3
votes

For streaming inserts, I want to use a template table (with user id suffix) which is itself a Partitioned table. This way I can make my tables smaller than just using Partitioned Tables and hence make my queries more cost-effective. Also my query cost per user stays constant irrespective of the number of users in my system. As per the documentation at https://cloud.google.com/bigquery/streaming-data-into-bigquery:-

To create smaller sets of data by date, use time-partitioned tables. To create smaller tables that are not date-based, use template tables and BigQuery creates the tables for you.

It sounds as if it can either be a time-partitioned table OR a template table. Can it not be both? If not, is there another architecture that I should look into?

One more concern regarding my above proposed architecture is the 4000 limit that I saw on https://cloud.google.com/bigquery/docs/partitioned-tables . Does it mean that my partitioned table can't cover more than 4000 days? Will I have to delete old partitions in this case or will the last partition keep storing any subsequent streamed data?

1
See the following question to see how to get around this limit by partitioning by week/month/year: stackoverflow.com/a/56125049/132438 - Felipe Hoffa

1 Answers

3
votes

You should look into Clustered Tables on partitioned tables.

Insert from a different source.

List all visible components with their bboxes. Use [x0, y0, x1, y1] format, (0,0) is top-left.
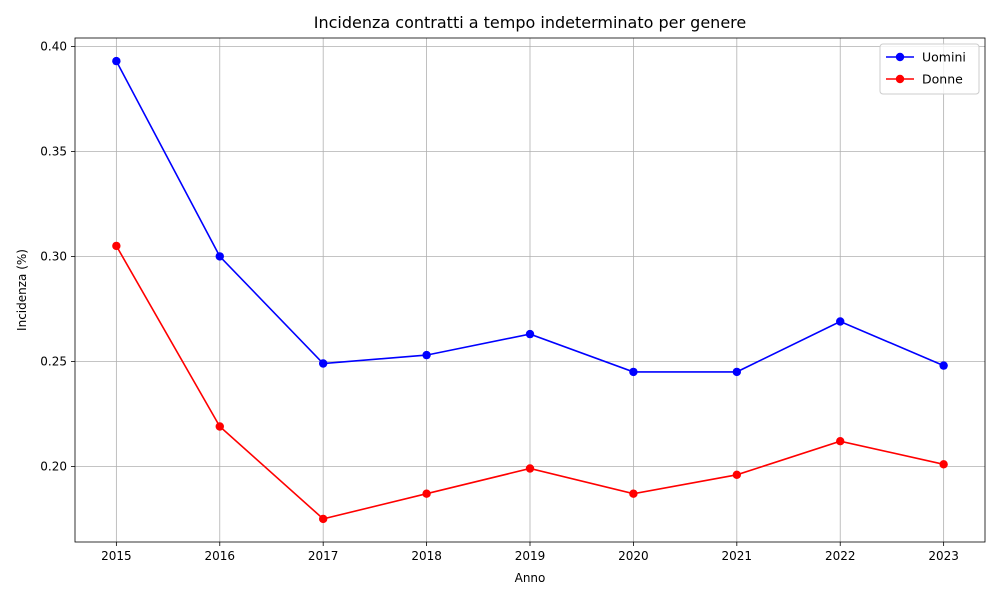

With that you can have ONE table with all users in it, partitioned by time, and clustered by user_id as you would use in a template table.

Introduction to Clustered Tables

When you create a clustered table in BigQuery, the table data is automatically organized based on the contents of one or more columns in the table’s schema. The columns you specify are used to colocate related data. When you cluster a table using multiple columns, the order of columns you specify is important. The order of the specified columns determines the sort order of the data.

Clustering can improve the performance of certain types of queries such as queries that use filter clauses and queries that aggregate data. When data is written to a clustered table by a query job or a load job, BigQuery sorts the data using the values in the clustering columns. These values are used to organize the data into multiple blocks in BigQuery storage. When you submit a query containing a clause that filters data based on the clustering columns, BigQuery uses the sorted blocks to eliminate scans of unnecessary data.

Similarly, when you submit a query that aggregates data based on the values in the clustering columns, performance is improved because the sorted blocks colocate rows with similar values.

Clustered table pricing

When you create and use clustered tables in BigQuery, your charges are based on how much data is stored in the tables and on the queries you run against the data. Clustered tables help you to reduce query costs by pruning data so it is not processed by the query.